Aug 01, 2019 10:27 AM EDT
TOKYO, Japan -- One of the strongest contenders in space explorations, Japan, has decided to join forces with another key player in the race in space -- India -- to discover what nobody thought was possible on the surface of the moon -- water. The two countries are putting together an unmanned rover to the moon and the target to make this happen falls as early as fiscal year of 2023.
Frozen water has always been believed to be in existence on the surface of the moon. They exist inside the craters of the moon as well as in other areas of the poles where the sun's rays do not reach. The government plans to use the rovers to excavate such areas for further exploration. They are hopeful that when they start to excavate, they will be able to see which parts of the moon contain water and which ones do not.
The Japan Aerospace Exploration Agency (JAXA) in collaboration with the Indian Space Research Organization (ISRO) have already met to discuss the plans on the project. The Committee on National Space Policy and other governing agencies are set to begin the discussion on the collaborative project before making any announcement official.
Prime Minister Shinzo Abe, head of the Strategic Headquarters For National Space Policy, decided last month that the proposed Japan-India space expedition collaboration has made its lunar exploration a top priority. As it scheduled its Basic Plan of Space Policy revision towards the end of this year, the government aims to include the moon collaboration to be the top most priority among projects that have been lined up.
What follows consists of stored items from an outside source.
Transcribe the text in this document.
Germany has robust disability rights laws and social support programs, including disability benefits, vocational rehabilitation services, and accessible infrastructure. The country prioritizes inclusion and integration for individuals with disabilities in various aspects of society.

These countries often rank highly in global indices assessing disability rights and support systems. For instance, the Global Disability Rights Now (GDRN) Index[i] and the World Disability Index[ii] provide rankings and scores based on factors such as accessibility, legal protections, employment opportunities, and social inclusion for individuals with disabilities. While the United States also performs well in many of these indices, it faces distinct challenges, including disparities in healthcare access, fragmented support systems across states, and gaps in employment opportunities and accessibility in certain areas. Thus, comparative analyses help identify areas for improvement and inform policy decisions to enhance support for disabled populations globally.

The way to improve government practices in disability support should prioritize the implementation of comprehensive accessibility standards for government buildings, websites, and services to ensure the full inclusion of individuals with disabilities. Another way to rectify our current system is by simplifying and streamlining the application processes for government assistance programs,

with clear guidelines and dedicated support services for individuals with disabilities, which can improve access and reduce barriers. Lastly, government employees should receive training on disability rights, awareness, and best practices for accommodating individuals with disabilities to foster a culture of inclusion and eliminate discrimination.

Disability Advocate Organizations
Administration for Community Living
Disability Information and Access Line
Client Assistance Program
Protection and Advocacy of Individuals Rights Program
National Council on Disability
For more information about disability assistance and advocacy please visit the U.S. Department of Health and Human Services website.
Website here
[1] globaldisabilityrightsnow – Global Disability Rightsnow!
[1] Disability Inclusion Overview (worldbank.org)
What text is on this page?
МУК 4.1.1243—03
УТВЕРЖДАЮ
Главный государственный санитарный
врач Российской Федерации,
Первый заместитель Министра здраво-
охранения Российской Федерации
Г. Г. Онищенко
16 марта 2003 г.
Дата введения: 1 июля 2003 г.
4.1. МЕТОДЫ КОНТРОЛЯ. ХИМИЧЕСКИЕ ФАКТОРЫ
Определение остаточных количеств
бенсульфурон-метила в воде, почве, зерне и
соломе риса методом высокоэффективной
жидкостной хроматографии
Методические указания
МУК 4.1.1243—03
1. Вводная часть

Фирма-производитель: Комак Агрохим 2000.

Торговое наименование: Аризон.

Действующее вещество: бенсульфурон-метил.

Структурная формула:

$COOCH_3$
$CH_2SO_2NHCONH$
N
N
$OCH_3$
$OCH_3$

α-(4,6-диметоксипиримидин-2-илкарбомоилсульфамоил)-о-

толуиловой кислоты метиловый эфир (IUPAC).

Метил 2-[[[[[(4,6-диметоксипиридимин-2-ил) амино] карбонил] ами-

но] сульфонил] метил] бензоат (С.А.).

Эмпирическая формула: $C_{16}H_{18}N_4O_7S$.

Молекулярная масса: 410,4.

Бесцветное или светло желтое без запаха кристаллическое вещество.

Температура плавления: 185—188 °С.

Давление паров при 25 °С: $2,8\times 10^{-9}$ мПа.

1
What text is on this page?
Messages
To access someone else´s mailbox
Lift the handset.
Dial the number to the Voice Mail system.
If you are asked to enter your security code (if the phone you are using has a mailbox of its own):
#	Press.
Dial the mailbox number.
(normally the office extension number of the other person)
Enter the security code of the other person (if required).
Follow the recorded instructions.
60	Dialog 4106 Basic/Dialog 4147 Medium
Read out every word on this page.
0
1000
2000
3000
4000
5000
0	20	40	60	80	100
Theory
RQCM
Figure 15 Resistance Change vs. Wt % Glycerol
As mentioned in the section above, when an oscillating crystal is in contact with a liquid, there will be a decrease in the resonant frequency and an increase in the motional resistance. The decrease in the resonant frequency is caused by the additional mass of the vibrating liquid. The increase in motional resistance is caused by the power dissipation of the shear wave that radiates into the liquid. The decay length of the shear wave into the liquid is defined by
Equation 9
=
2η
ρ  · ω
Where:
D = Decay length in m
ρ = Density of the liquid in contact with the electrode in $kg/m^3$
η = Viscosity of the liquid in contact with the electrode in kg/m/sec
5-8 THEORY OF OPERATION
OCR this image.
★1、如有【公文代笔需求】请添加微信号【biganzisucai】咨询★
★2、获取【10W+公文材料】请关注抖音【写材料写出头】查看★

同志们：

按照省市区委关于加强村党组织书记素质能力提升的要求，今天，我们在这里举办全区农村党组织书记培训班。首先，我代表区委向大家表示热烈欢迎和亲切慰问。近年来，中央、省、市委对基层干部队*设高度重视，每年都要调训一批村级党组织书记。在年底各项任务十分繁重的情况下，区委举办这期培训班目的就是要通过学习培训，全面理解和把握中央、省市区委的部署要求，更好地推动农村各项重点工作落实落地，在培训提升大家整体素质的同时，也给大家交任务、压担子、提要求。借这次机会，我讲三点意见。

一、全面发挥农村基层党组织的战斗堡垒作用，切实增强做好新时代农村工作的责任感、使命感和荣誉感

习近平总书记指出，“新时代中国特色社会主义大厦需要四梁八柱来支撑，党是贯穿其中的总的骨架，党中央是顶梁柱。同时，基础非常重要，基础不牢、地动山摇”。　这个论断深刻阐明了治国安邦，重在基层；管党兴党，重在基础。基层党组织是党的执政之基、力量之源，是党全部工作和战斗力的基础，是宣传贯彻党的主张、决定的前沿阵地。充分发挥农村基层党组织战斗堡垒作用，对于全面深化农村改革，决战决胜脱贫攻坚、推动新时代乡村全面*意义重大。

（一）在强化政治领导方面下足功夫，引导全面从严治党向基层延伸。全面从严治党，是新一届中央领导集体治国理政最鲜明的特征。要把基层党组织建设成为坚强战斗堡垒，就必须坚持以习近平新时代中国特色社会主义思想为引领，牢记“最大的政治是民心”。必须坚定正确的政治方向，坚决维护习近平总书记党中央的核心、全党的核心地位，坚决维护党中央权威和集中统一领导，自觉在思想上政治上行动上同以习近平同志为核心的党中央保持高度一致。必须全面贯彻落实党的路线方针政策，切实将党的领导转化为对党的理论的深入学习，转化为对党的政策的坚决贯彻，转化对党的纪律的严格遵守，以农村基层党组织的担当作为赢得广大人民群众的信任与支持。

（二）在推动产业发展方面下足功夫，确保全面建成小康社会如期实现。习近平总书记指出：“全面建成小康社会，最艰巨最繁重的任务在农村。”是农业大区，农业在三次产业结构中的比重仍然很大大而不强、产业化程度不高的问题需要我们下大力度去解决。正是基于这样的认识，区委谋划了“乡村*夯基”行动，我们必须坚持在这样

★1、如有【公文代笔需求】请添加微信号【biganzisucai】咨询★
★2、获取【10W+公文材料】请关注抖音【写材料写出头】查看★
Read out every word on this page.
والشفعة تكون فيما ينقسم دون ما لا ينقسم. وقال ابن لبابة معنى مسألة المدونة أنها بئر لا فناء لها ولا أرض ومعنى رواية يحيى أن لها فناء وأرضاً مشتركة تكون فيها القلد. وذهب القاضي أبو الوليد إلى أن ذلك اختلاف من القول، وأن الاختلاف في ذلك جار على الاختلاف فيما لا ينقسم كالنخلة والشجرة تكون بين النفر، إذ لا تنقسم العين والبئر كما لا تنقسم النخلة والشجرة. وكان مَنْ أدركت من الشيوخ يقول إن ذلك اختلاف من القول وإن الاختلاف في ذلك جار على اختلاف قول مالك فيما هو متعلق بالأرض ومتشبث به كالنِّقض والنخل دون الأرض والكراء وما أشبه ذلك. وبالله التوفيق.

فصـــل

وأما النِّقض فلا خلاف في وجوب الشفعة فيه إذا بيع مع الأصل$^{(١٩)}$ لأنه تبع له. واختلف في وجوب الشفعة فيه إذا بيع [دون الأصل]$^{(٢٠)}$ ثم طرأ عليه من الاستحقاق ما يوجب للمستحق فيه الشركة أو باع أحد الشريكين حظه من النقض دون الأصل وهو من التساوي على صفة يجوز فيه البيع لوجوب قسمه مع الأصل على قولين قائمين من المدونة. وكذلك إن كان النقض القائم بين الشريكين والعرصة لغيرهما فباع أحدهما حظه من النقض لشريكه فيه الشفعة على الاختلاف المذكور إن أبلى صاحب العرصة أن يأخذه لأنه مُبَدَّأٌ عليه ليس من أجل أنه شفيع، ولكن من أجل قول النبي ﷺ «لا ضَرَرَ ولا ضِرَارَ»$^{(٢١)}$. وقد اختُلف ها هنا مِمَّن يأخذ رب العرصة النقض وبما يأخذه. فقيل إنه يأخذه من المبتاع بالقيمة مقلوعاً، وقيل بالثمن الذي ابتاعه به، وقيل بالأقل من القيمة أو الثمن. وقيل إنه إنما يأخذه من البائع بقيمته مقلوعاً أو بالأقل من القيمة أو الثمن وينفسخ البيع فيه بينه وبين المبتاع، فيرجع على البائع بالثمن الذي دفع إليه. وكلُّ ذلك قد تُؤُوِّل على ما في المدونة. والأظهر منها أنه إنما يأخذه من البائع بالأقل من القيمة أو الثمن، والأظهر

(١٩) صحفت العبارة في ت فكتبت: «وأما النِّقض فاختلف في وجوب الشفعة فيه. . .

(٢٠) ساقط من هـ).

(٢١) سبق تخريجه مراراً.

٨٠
Japan will be providing the rocket that will help launch the unmanned space capsules while it is also developing the newest lunar rover, while India will be develop the proper lander for the mission. The H3 launch vehicle of Japan, which is currently under development, with be sending the rover and the lander to the moon's south pole. This is the part of the moon where water is believed to be found. The rover by Indian technology will be on the ground to explore at most 500 m of square space to help it detect the presence of water with is analysis system attached onboard.
The exploration to the moon may not be the first, but it may prove to be the most coveted and the most useful. The more that we learn about the moon, the less people will have to worrya bout.